Stop Hash.from_xml from Killing XML Attributes 1
UPDATE: I’ve submitted a patch for this to core. Check it out here.
Before I get into the solution, I should probably begin by explaining the problem. Consider the following line of code:
Hash.from_xml('<variable type="integer">5</variable>')
#=> { "variable" => 5 }There are two important things to notice here. First, the 5 is parsed as an integer, second, we lose the “type” attribute. What’s going on behind the scenes is that Rails is looking for a "type" attribute to determine how to typecast the element contents. Now under most circumstances, this is all well and good, but what if you run into a situation where the “type” attribute doesn’t match up with ones known to Rails?
Hash.from_xml('<variable type="product_code">5</variable>')
#=> { "variable" => 5 }Now we not only lose the benefit of typecasting since Rails doesn’t know what to do with type “product_code”, we also lose any information telling us that the type was “product_code”. Unfortunately it gets worse:
Hash.from_xml('<variable type="product_code" subtype="upc">5</variable>')
#=> { "variable" => 5 }We also lose any other attributes on this element! This is true of all elements that are childless but not empty.
Since a project I’m working on requires me to be able to get the attributes in these cases, I had to do a little hacking in the Hash class. My results are as follows:
class Hash
def self.from_xml(xml, preserve_attributes = false)
# TODO: Refactor this into something much cleaner that doesn't rely on XmlSimple
typecast_xml_value(undasherize_keys(XmlSimple.xml_in_string(xml,
'forcearray' => false,
'forcecontent' => true,
'keeproot' => true,
'contentkey' => '__content__')
), preserve_attributes)
end
private
def self.typecast_xml_value(value, preserve_attributes = false)
case value.class.to_s
when 'Hash'
if value['type'] == 'array'
child_key, entries = value.detect { |k,v| k != 'type' } # child_key is throwaway
if entries.nil? || (c = value['__content__'] && c.blank?)
[]
else
case entries.class.to_s # something weird with classes not matching here. maybe singleton methods breaking is_a?
when "Array"
entries.collect { |v| typecast_xml_value(v, preserve_attributes) }
when "Hash"
[typecast_xml_value(entries, preserve_attributes)]
else
raise "can't typecast #{entries.inspect}"
end
end
elsif value.has_key?("__content__")
content = value["__content__"]
if parser = XML_PARSING[value["type"]]
if parser.arity == 2
XML_PARSING[value["type"]].call(content, value)
else
XML_PARSING[value["type"]].call(content)
end
elsif preserve_attributes && value.keys.size > 1
value["content"] = value.delete("__content__")
value
else
content
end
elsif value['type'] == 'string' && value['nil'] != 'true'
""
# blank or nil parsed values are represented by nil
elsif value.blank? || value['nil'] == 'true'
nil
# If the type is the only element which makes it then
# this still makes the value nil, except if type is
# a XML node(where type['value'] is a Hash)

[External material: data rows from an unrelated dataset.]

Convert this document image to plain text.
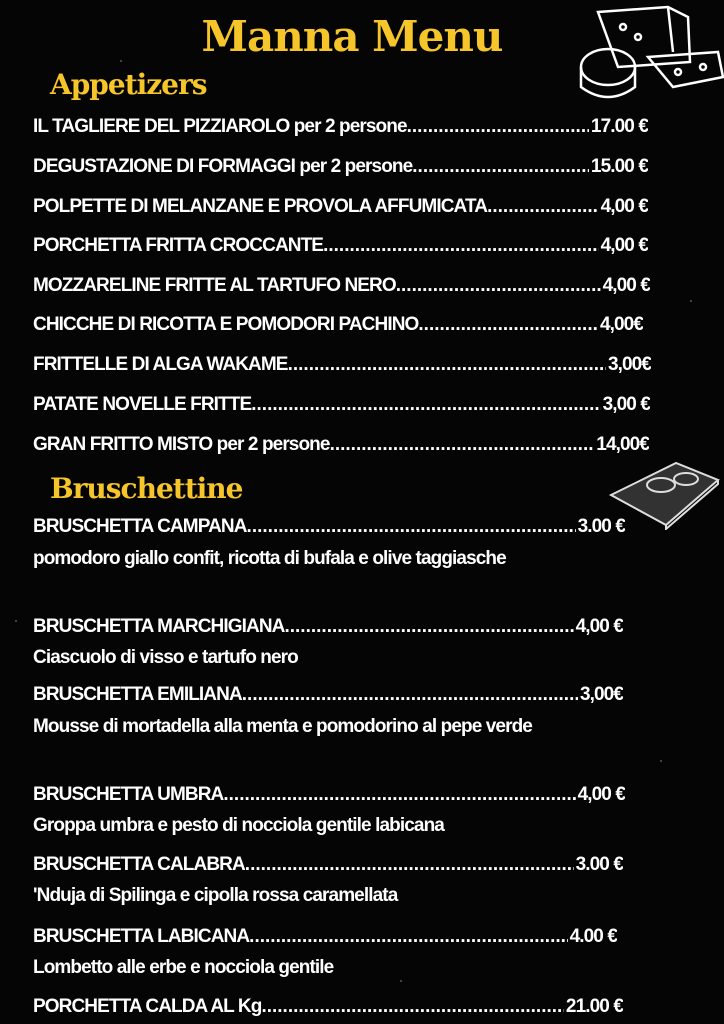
Manna Menu
Appetizers
IL TAGLIERE DEL PIZZIAROLO per 2 persone .....	17.00 €
DEGUSTAZIONE DI FORMAGGI per 2 persone .....	15.00 €
POLPETTE DI MELANZANE E PROVOLA AFFUMICATA .....	4,00 €
PORCHETTA FRITTA CROCCANTE .....	4,00 €
MOZZARELINE FRITTE AL TARTUFO NERO .....	4,00 €
CHICCHE DI RICOTTA E POMODORI PACHINO .....	4,00€
FRITTELLE DI ALGA WAKAME .....	3,00€
PATATE NOVELLE FRITTE .....	3,00 €
GRAN FRITTO MISTO per 2 persone .....	14,00€
Bruschettine
BRUSCHETTA CAMPANA .....	3.00 €
pomodoro giallo confit, ricotta di bufala e olive taggiasche
BRUSCHETTA MARCHIGIANA .....	4,00 €
Ciascuolo di visso e tartufo nero
BRUSCHETTA EMILIANA .....	3,00€
Mousse di mortadella alla menta e pomodorino al pepe verde
BRUSCHETTA UMBRA .....	4,00 €
Groppa umbra e pesto di nocciola gentile labicana
BRUSCHETTA CALABRA .....	3.00 €
'Nduja di Spilinga e cipolla rossa caramellata
BRUSCHETTA LABICANA .....	4.00 €
Lombetto alle erbe e nocciola gentile
PORCHETTA CALDA AL Kg .....	21.00 €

elsif value['type'] && value.size == 1 && !value['type'].is_a?(::Hash)
nil
else
xml_value = value.inject({}) do |h,(k,v)|
h[k] = typecast_xml_value(v, preserve_attributes)
h
end
# Turn { :files => { :file => #<StringIO> } into { :files => #<StringIO> } so it is compatible with
# how multipart uploaded files from HTML appear
xml_value["file"].is_a?(StringIO) ? xml_value["file"] : xml_value
end
when 'Array'
value.map! { |i| typecast_xml_value(i, preserve_attributes) }
case value.length
when 0 then nil
when 1 then value.first
else value
end
when 'String'
value
else
raise "can't typecast #{value.class.name} - #{value.inspect}"
end
end
endNow that’s a bit lengthy, but all you have to worry about is the new parameter for #from_xml called “preserve_type”. Setting this to true will provide slightly less elegant, but much more useful results in the above cases. Instead you get something like this:
Hash.from_xml('<variable type="product_code" subtype="upc">5</variable>', true)
# => {"variable"=>{"type"=>"product_code", "content"=>5, "subtype"=>"upc"}}The only downside to this solution is that our variable value is now stored in “content”. It is a touch less elegant, but I find it a worthwhile trade off for not losing any data.
As an added bonus, it’s not too hard to make use of this with ActiveResource, which is actually where I ran into the problem originally. All we have to do is add this Format to ActiveResource:
module ActiveResource
module Formats
module AttributePreservingXmlFormat
extend XmlFormat
def self.decode(xml)
from_xml_data(Hash.from_xml(xml, true))
end
end
end
endAnd then in your model:
class SomeResource < ActiveResource::Base
self.format = :attribute_preserving_xml
endWe’ve now prevented Hash.from_xml from killing our attributes.
Dude this is awesome! You should submit a patch.